Topics Covered: Legislator DKI: Raperda SPAM wajib cantumkan tarif batas atas
Legislator DKI: Raperda SPAM Wajib Tercantum Tarif Batas Atas
Jakarta, Rabu – Anggota Komisi B DPRD DKI Jakarta, Francine Widjojo, mengingatkan bahwa Raperda SPAM harus mencakup tarif batas atas, bukan hanya bersifat normatif. Menurutnya, setiap keputusan mengenai tarif air minum harus mempertimbangkan kepentingan publik, bukan hanya keuntungan pihak tertentu.
“Setiap penetapan tarif harus tunduk pada kepentingan publik dan bukan atas logika keuntungan semata,” kata Francine.
Francine menegaskan bahwa Raperda SPAM, yang masih dalam pembahasan, wajib mematuhi Peraturan Presiden 37/2023 serta Pasal 3 Peraturan Gubernur DKI Jakarta 48/2025. Ia juga menekankan bahwa BUMD SPAM berperan sebagai perpanjangan tangan pemerintah, sehingga harus menyediakan layanan air yang terjangkau dan adil sesuai ketentuan Pasal 39 PP RI 122/2015.

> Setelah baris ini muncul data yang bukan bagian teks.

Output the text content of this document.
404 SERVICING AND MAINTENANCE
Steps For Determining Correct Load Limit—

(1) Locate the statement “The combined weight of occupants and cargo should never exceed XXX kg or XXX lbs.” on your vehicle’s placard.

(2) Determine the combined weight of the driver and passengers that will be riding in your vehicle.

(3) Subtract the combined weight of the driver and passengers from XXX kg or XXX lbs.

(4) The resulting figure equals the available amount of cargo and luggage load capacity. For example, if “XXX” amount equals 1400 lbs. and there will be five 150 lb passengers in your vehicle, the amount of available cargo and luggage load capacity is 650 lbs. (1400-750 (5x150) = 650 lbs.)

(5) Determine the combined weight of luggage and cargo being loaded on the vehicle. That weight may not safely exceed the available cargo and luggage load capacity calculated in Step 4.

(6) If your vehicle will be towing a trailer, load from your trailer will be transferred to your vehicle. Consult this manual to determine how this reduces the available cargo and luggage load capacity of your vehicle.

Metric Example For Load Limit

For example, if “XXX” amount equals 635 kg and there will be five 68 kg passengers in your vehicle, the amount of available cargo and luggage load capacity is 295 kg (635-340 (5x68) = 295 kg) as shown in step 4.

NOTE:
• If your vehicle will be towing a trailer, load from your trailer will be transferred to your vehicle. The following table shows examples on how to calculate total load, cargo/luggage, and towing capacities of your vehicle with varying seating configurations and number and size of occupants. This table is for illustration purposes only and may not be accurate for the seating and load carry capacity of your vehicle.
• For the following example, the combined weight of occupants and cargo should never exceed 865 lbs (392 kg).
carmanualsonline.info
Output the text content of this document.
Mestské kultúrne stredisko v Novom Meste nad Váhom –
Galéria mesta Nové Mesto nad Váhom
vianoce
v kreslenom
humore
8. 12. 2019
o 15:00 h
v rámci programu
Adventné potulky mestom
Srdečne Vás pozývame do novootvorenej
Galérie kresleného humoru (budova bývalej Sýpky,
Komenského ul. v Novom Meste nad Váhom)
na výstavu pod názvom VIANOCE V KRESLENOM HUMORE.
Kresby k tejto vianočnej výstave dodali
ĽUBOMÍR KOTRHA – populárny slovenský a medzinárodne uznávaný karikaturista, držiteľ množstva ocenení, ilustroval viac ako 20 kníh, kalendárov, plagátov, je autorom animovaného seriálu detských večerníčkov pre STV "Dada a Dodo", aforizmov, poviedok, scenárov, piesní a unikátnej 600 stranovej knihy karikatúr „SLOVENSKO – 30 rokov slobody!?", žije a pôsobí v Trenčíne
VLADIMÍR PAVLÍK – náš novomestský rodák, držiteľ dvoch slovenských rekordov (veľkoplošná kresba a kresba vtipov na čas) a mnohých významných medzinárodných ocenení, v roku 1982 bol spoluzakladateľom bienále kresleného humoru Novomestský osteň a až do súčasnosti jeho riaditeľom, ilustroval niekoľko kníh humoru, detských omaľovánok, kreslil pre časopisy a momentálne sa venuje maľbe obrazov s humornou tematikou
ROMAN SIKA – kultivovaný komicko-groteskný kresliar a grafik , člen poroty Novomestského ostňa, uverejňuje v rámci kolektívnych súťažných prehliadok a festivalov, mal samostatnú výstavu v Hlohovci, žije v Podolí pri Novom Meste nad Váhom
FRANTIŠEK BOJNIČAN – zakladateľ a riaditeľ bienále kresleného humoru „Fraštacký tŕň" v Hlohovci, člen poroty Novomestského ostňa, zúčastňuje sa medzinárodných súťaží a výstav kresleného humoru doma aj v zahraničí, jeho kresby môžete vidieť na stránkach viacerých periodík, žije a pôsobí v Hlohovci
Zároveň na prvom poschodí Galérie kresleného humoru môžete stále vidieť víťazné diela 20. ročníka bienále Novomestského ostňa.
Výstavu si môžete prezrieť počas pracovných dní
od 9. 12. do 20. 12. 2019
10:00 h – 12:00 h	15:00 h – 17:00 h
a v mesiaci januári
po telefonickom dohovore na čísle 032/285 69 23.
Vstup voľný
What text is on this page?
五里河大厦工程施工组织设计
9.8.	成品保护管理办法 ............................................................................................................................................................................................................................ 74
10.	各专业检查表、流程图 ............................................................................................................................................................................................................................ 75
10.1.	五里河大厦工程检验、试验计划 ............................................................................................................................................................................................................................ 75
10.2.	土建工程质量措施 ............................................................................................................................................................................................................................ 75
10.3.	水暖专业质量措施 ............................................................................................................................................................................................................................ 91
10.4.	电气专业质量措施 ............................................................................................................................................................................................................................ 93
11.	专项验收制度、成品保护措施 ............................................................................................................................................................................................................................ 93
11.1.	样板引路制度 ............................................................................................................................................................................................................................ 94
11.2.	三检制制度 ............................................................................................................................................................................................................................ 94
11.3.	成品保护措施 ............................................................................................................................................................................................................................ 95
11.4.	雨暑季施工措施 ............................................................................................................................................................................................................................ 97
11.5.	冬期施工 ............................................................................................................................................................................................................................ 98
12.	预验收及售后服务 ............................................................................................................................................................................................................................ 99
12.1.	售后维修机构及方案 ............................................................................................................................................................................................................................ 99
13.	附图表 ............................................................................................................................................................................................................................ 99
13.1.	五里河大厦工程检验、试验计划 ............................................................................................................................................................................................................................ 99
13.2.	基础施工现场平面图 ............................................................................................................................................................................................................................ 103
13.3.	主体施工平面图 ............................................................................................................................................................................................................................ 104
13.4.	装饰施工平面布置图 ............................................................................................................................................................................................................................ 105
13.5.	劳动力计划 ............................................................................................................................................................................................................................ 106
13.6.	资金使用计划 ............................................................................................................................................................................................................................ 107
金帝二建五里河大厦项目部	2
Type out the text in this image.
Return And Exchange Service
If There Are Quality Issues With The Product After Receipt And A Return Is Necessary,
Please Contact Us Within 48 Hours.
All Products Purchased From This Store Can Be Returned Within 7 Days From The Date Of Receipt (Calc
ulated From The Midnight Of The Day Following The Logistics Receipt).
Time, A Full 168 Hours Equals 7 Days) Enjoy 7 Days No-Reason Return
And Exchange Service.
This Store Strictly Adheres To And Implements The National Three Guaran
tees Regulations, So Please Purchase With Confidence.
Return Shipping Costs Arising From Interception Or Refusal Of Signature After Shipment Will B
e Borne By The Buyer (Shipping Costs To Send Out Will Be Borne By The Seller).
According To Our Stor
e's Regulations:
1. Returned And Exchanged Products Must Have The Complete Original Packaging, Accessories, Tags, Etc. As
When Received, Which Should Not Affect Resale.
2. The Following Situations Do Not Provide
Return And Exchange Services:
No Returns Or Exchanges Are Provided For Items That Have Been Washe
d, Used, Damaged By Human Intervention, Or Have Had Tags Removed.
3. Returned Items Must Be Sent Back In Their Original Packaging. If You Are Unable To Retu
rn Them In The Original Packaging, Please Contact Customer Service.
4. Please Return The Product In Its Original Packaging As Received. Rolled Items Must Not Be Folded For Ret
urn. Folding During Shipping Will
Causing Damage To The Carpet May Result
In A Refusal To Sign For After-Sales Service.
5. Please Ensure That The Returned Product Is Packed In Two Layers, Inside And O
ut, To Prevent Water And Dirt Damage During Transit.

Pramono Anung, Gubernur DKI Jakarta, sebelumnya menyatakan bahwa Raperda SPAM akan memberikan manfaat bagi masyarakat berpenghasilan rendah. Ia menegaskan komitmen pemerintah untuk memastikan tarif air minum tetap terjangkau.
Dalam konteks ini, Francine kembali menekankan bahwa pengelolaan air minum harus fokus pada kebutuhan masyarakat. Menurutnya, Raperda SPAM tidak hanya sebagai regulasi, tetapi juga menjadi dasar pemenuhan hak warga DKI Jakarta. Ia menyarankan adanya mekanisme konsultasi publik yang terstruktur sebelum penyesuaian tarif air dilakukan.